D3 World Map that Zooms to each Country on Click
You might have seen some examples of zooming into a country so I also wanted to show an example of how to build a world map where you can click on a country and it zooms into the right area. Mike Bostock’s provided a good answer on StackOverflow which explains how to center a map to a geoJSON object and this zoom to bounding box example is a great starting point. Instead of using the map of US, I have added the changes to my world map example and it now zooms on mouse click into each country. Check out the demo. The changes are really just two extra functions for handling the mouse clicks, extra CSS, plus drawing an extra “rect” element to reset or zoom out.

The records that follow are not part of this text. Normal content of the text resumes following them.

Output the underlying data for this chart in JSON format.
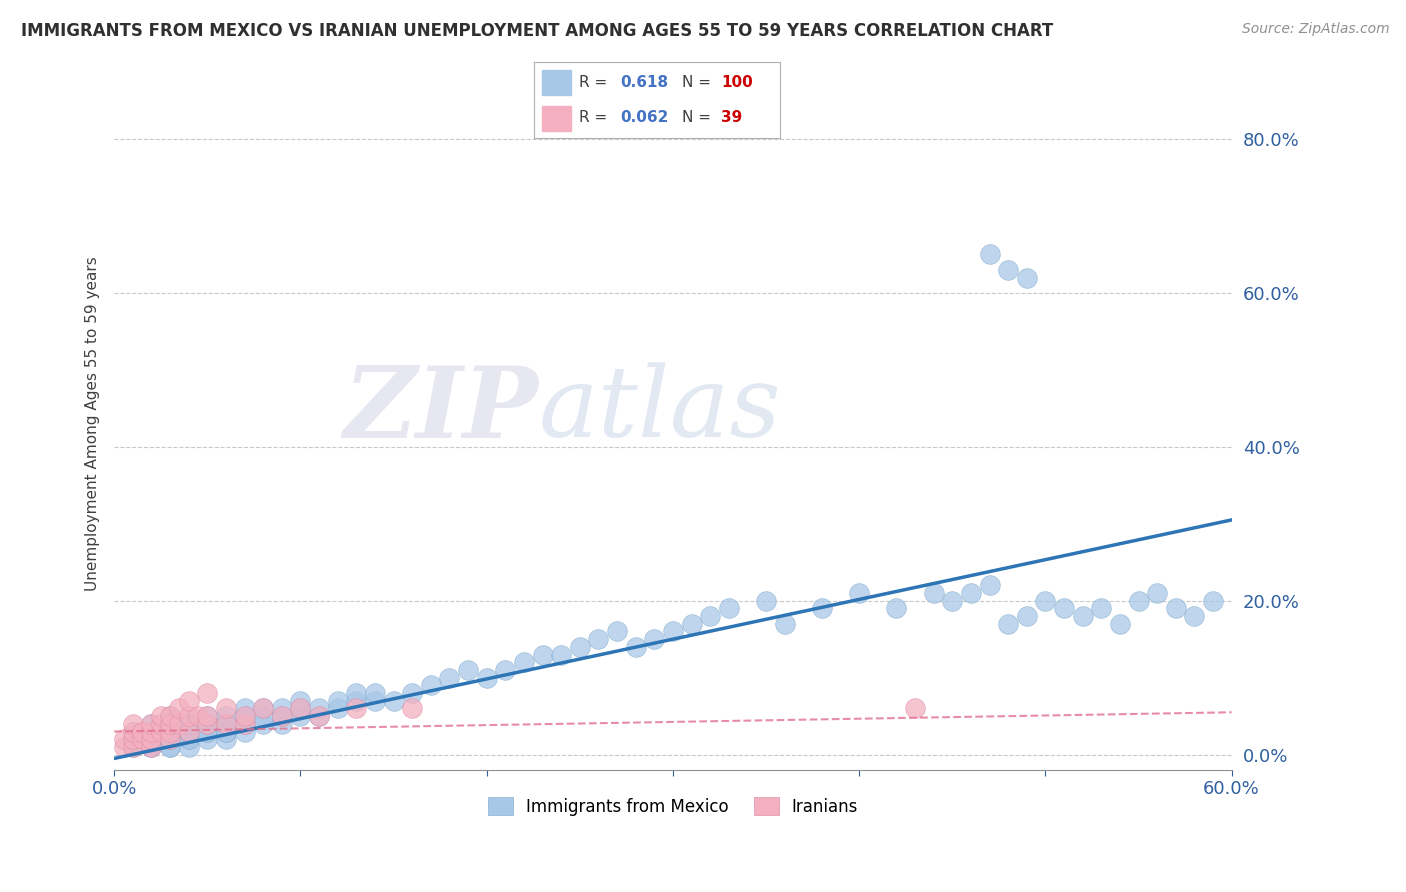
{
  "title": "IMMIGRANTS FROM MEXICO VS IRANIAN UNEMPLOYMENT AMONG AGES 55 TO 59 YEARS CORRELATION CHART",
  "source": "Source: ZipAtlas.com",
  "ylabel": "Unemployment Among Ages 55 to 59 years",
  "blue_color": "#a8c8e8",
  "pink_color": "#f4b0c0",
  "blue_line_color": "#2e75b6",
  "pink_line_color": "#e07090",
  "background_color": "#ffffff",
  "grid_color": "#c8c8c8",
  "ytick_labels": [
    "0.0%",
    "20.0%",
    "40.0%",
    "60.0%",
    "80.0%"
  ],
  "ytick_values": [
    0.0,
    0.2,
    0.4,
    0.6,
    0.8
  ],
  "xlim": [
    0.0,
    0.6
  ],
  "ylim": [
    -0.02,
    0.88
  ],
  "blue_scatter_x": [
    0.01,
    0.01,
    0.01,
    0.02,
    0.02,
    0.02,
    0.02,
    0.02,
    0.02,
    0.02,
    0.03,
    0.03,
    0.03,
    0.03,
    0.03,
    0.03,
    0.03,
    0.03,
    0.03,
    0.04,
    0.04,
    0.04,
    0.04,
    0.04,
    0.04,
    0.04,
    0.05,
    0.05,
    0.05,
    0.05,
    0.05,
    0.05,
    0.06,
    0.06,
    0.06,
    0.06,
    0.06,
    0.07,
    0.07,
    0.07,
    0.07,
    0.08,
    0.08,
    0.08,
    0.09,
    0.09,
    0.09,
    0.1,
    0.1,
    0.1,
    0.11,
    0.11,
    0.12,
    0.12,
    0.13,
    0.13,
    0.14,
    0.14,
    0.15,
    0.16,
    0.17,
    0.18,
    0.19,
    0.2,
    0.21,
    0.22,
    0.23,
    0.24,
    0.25,
    0.26,
    0.27,
    0.28,
    0.29,
    0.3,
    0.31,
    0.32,
    0.33,
    0.35,
    0.36,
    0.38,
    0.4,
    0.42,
    0.44,
    0.45,
    0.46,
    0.47,
    0.48,
    0.49,
    0.5,
    0.51,
    0.52,
    0.53,
    0.54,
    0.55,
    0.56,
    0.57,
    0.58,
    0.59,
    0.47,
    0.48,
    0.49
  ],
  "blue_scatter_y": [
    0.01,
    0.02,
    0.03,
    0.01,
    0.02,
    0.03,
    0.01,
    0.02,
    0.03,
    0.04,
    0.01,
    0.02,
    0.02,
    0.03,
    0.03,
    0.04,
    0.05,
    0.01,
    0.02,
    0.01,
    0.02,
    0.03,
    0.04,
    0.02,
    0.03,
    0.04,
    0.02,
    0.03,
    0.04,
    0.03,
    0.04,
    0.05,
    0.02,
    0.03,
    0.04,
    0.05,
    0.03,
    0.03,
    0.04,
    0.05,
    0.06,
    0.04,
    0.05,
    0.06,
    0.04,
    0.05,
    0.06,
    0.05,
    0.06,
    0.07,
    0.05,
    0.06,
    0.06,
    0.07,
    0.07,
    0.08,
    0.07,
    0.08,
    0.07,
    0.08,
    0.09,
    0.1,
    0.11,
    0.1,
    0.11,
    0.12,
    0.13,
    0.13,
    0.14,
    0.15,
    0.16,
    0.14,
    0.15,
    0.16,
    0.17,
    0.18,
    0.19,
    0.2,
    0.17,
    0.19,
    0.21,
    0.19,
    0.21,
    0.2,
    0.21,
    0.22,
    0.17,
    0.18,
    0.2,
    0.19,
    0.18,
    0.19,
    0.17,
    0.2,
    0.21,
    0.19,
    0.18,
    0.2,
    0.65,
    0.63,
    0.62
  ],
  "pink_scatter_x": [
    0.005,
    0.005,
    0.01,
    0.01,
    0.01,
    0.01,
    0.015,
    0.015,
    0.02,
    0.02,
    0.02,
    0.02,
    0.025,
    0.025,
    0.025,
    0.03,
    0.03,
    0.03,
    0.03,
    0.035,
    0.035,
    0.04,
    0.04,
    0.04,
    0.045,
    0.05,
    0.05,
    0.05,
    0.06,
    0.06,
    0.07,
    0.07,
    0.08,
    0.09,
    0.1,
    0.11,
    0.13,
    0.16,
    0.43
  ],
  "pink_scatter_y": [
    0.01,
    0.02,
    0.01,
    0.02,
    0.03,
    0.04,
    0.02,
    0.03,
    0.01,
    0.02,
    0.03,
    0.04,
    0.03,
    0.04,
    0.05,
    0.02,
    0.03,
    0.04,
    0.05,
    0.04,
    0.06,
    0.03,
    0.05,
    0.07,
    0.05,
    0.04,
    0.05,
    0.08,
    0.04,
    0.06,
    0.04,
    0.05,
    0.06,
    0.05,
    0.06,
    0.05,
    0.06,
    0.06,
    0.06
  ],
  "blue_line_x0": 0.0,
  "blue_line_y0": -0.005,
  "blue_line_x1": 0.6,
  "blue_line_y1": 0.305,
  "pink_line_x0": 0.0,
  "pink_line_y0": 0.03,
  "pink_line_x1": 0.6,
  "pink_line_y1": 0.055
}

After making this demo I realized that it doesn’t really work well for big countries like Russia or countries like US where Alaska and Hawaii are specially separated from the mainland. You could, however, create an event listener on the zoom and load a new country map once the user has zoomed in for further detail (something like the map here). I have started working on this and have created a demo that works with clicking into United States and clicking out. In order to finish it, you would need to generate all the appropriate topoJSON maps for each country.
D3 World Map with Zoom, ToolTips, and Data Points
Going back to the regular zoom behavior, I wanted to finally show how you would add geo locations or data points to the map. Since we are working with a world map it makes sense to throw in the country capitals according to their latitude and longitude values. For the purpose of the demo, however, I have selected 3 random cities in the world and put them into a JSON object. It is important to note that longitude goes first when you define the geo coordinates for D3. Plotting them on the world map is also pretty simple, you just loop through that JSON object and transform the geo coordinates according to the projection you are using. Check out the demo and look at lines 133-140 to see how I did it. This example was quite helpful in plotting latitude and longitude points on a mercator projection.
I’m hoping this is helpful to someone trying to build maps with D3.